Come si prepara l’intervento?
Il primo esame è sempre la radiografia. La risonanza o la TAC vengono utilizzate solo in base al tipo di protesi prevista: la TAC serve per valutare l’osso, mentre la risonanza serve a verificare la qualità dei tendini e dei muscoli quando si tratta di protesi anatomica. Oggi, grazie alla navigazione computerizzata e alla realtà aumentata, possiamo pianificare l’intervento con grande precisione, scegliendo la misura della protesi e gli angoli corretti, e riportare questa pianificazione direttamente in sala operatoria.
E l’intervento in sé in cosa consiste?
La durata media è di circa 30-40 minuti. Viene eseguito in anestesia loco-regionale, cioè viene addormentato solo il braccio, ma il paziente può concordare con l’anestesista di dormire completamente. Il ricovero è breve: generalmente una o due notti. Il braccio viene immobilizzato con un tutore leggero per circa una settimana e subito dopo si inizia la fisioterapia, che dura mediamente due mesi.
Quali risultati può aspettarsi un paziente?
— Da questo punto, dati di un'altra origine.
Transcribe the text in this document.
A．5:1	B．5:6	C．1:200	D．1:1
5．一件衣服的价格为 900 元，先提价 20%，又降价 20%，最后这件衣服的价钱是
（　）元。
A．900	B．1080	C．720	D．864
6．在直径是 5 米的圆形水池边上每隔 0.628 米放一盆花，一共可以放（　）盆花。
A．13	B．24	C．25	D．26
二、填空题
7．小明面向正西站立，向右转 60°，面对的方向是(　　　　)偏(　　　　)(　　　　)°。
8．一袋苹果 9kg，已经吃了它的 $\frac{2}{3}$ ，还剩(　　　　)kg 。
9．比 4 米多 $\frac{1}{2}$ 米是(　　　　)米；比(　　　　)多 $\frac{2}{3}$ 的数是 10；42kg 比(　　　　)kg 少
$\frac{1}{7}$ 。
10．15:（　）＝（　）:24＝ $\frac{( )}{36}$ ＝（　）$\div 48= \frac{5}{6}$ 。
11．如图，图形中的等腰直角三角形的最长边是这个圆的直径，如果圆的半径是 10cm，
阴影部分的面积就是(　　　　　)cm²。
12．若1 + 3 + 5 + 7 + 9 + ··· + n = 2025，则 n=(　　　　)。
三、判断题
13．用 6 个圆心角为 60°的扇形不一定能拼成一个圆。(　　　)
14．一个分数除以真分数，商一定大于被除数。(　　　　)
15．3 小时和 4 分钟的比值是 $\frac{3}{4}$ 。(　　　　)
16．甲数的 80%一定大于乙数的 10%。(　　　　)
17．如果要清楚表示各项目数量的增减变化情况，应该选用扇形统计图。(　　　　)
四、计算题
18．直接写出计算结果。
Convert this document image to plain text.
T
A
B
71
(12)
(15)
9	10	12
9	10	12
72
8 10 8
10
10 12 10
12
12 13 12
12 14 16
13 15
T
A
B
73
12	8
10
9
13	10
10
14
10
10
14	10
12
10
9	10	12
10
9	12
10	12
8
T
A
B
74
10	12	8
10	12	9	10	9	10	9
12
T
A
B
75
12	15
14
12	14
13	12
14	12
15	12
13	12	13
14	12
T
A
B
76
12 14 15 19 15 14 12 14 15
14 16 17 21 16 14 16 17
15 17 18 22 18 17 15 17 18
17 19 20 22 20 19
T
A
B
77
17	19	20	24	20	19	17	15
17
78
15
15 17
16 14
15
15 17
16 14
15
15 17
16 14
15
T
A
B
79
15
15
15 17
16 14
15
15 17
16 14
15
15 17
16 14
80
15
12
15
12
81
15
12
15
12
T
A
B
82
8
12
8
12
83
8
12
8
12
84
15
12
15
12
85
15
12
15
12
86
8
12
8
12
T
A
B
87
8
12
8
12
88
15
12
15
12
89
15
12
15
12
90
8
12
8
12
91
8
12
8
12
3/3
L’obiettivo è raggiungere circa il 70% della mobilità normale, sufficiente per le attività quotidiane: pettinarsi, fare lo shampoo, prendere oggetti in dispensa. Anche chi è sportivo può tornare a una vita attiva, naturalmente senza attività agonistica. La motivazione e la collaborazione del paziente fanno spesso la differenza quanto la chirurgia stessa.
Oggi sentiamo parlare di navigazione computerizzata e realtà aumentata negli interventi ortopedici: come vengono applicate queste tecnologie nella chirurgia della spalla e quali vantaggi offrono ai pazienti?
Queste tecnologie permettono di portare la pianificazione dell’intervento direttamente in sala operatoria. Inseriamo i dati del paziente in un software che ci aiuta a scegliere la misura della protesi, gli angoli corretti e le correzioni necessarie. Con la realtà aumentata, tramite visori speciali, possiamo vedere in tempo reale sul paziente questa pianificazione, aumentando precisione, sicurezza e risultati.
Ci sono differenze tra uomini e donne o problemi legati all’osteoporosi?
L’osteoporosi può influenzare l’inserimento della protesi, perché l’osso deve essere sufficientemente robusto per integrarsi. Tuttavia, con le moderne protesi, il risultato finale non ne risente quasi mai. La chirurgia della spalla, rispetto ad altre articolazioni come l’anca, è più “fuoricarico”, quindi l’osso deve sopportare meno stress.
Un consiglio per chi ci legge?
Non spaventatevi, non aspettate troppo e rivolgetevi a un ortopedico esperto in chirurgia della spalla. Con le tecniche moderne, la protesi può davvero migliorare la qualità della vita, ridurre il dolore e restituire una buona funzionalità, senza interventi drammatici o lunghi ricoveri.